As an 18-year-old, I understood that a mission was a special, sacred call from our Heavenly Father, but I had no idea how my mssion would bless my life.
In 1971, I was called to serve in the Northern States Mission that was headquartered in Mt. Prospect, Ill. My senior companion, Elder Steve Pace, and I were assigned to reopen the town of Jacksonville, Ill, to missionary work.
One of those who came every Sunday was a young man who had recently joined the Church but didn't seem to speak to anyone. As I tried to introduce myself one Sunday, he informed me that he was deaf and could not hear.
Gregg Scott attended the Illinois School for the Deaf in Jacksonville. I tried each Sunday to write down some thoughts about our sacrament meetings so that he would be able to understand what was being said, but sign language became a far more efficient way of discussing Church meetings.

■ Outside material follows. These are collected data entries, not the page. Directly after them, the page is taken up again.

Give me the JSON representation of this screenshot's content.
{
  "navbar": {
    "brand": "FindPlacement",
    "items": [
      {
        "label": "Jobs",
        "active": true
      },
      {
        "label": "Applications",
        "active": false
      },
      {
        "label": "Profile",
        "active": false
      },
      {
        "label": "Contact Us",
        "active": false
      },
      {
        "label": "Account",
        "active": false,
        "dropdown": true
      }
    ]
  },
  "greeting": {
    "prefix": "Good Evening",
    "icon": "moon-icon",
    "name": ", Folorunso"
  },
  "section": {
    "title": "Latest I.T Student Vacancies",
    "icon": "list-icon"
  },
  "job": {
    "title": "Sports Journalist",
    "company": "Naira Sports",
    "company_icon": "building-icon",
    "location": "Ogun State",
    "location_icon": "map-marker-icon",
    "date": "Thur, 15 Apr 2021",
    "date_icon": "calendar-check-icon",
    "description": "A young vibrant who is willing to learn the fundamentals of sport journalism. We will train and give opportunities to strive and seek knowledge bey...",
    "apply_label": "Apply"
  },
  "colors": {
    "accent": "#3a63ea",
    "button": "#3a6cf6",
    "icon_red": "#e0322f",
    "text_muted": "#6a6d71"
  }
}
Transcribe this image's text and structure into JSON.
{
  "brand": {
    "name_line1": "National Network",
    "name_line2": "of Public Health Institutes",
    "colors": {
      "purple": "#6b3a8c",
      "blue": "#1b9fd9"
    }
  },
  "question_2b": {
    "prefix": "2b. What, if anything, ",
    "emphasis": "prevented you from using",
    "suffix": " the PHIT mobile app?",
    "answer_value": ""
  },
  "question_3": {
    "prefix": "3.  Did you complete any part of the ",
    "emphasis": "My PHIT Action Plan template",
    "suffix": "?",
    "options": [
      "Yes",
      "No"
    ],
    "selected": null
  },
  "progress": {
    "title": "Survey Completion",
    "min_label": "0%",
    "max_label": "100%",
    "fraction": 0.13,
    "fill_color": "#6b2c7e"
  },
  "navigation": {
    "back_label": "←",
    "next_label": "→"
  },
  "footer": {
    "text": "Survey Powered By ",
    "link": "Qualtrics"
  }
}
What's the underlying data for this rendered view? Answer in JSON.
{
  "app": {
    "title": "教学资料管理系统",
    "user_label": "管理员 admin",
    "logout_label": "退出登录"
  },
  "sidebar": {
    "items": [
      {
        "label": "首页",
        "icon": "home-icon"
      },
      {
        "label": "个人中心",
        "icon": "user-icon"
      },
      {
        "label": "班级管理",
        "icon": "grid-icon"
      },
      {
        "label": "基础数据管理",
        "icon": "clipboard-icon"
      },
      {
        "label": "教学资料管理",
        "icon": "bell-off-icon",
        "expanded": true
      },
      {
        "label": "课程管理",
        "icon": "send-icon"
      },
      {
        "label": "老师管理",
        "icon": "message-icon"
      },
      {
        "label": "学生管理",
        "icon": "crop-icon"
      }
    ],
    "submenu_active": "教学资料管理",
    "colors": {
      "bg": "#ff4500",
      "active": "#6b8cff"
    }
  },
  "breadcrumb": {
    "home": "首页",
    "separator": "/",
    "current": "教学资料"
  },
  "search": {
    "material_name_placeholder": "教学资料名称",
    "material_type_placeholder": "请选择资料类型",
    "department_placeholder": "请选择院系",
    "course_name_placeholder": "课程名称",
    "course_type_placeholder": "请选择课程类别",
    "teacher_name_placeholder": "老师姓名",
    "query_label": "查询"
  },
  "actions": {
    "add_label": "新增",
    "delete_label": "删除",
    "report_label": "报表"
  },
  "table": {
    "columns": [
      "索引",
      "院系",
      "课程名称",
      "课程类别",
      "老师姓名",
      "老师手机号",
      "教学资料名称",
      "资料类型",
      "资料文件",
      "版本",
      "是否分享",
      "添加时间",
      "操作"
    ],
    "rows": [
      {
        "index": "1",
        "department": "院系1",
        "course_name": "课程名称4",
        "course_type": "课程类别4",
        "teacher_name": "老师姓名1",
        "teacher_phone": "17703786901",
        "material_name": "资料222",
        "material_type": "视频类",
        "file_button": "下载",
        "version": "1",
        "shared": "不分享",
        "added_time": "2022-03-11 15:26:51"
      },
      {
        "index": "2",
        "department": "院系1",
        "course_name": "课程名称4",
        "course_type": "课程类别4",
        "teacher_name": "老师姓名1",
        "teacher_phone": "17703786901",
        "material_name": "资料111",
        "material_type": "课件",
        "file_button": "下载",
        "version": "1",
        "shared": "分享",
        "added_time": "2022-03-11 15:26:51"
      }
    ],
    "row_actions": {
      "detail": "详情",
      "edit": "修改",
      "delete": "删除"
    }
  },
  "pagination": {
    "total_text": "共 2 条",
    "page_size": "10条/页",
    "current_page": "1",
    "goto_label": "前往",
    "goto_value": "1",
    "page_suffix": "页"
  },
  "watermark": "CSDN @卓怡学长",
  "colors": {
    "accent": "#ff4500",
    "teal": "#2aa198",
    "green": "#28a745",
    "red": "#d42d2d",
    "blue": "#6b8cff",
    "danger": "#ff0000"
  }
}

I asked Gregg one day, after we finished cleaning the building, if he would be willing to teach me some sign language. Gregg readily accepted the challenge and, every Sunday until I was transferred a few months later, taught me some part of the language--whether it was a section of the alphabet, or a concept that I had not known before. I learned enough that I was able to use sign language on occasions throughout my mission.
Several months later, I said goodbye to some very good people in Jacksonville, and Gregg was one of them. He and I shed some tears at our parting.
Then in 1979--after getting sealed in 1975 in the Salt Lake Temple to Rebecca Arlene Hanks and welcoming the second of two daughters, Jessica and Sarah, into our family--an event occurred that made me think again of Gregg Scott.
After Sarah's first year, during which she suffered from spinal meningitis, we discovered that she was deaf. Through the years I have been able to communicate with her because, seven years before her birth, Gregg Scott taught me sign language. I have often thought of the great blessing that came to me as a result of my friendship with this young man.
In 1998, Sarah began attending a ward for the deaf in Provo, Utah--where Gregg Scott had recently been called as bishop.
This year Thanksgiving had extra meaning to me. After 28 years, I was able to again meet Bishop Scott and thank him for the gift he gave me so many years earlier--the ability to speak to my daughter.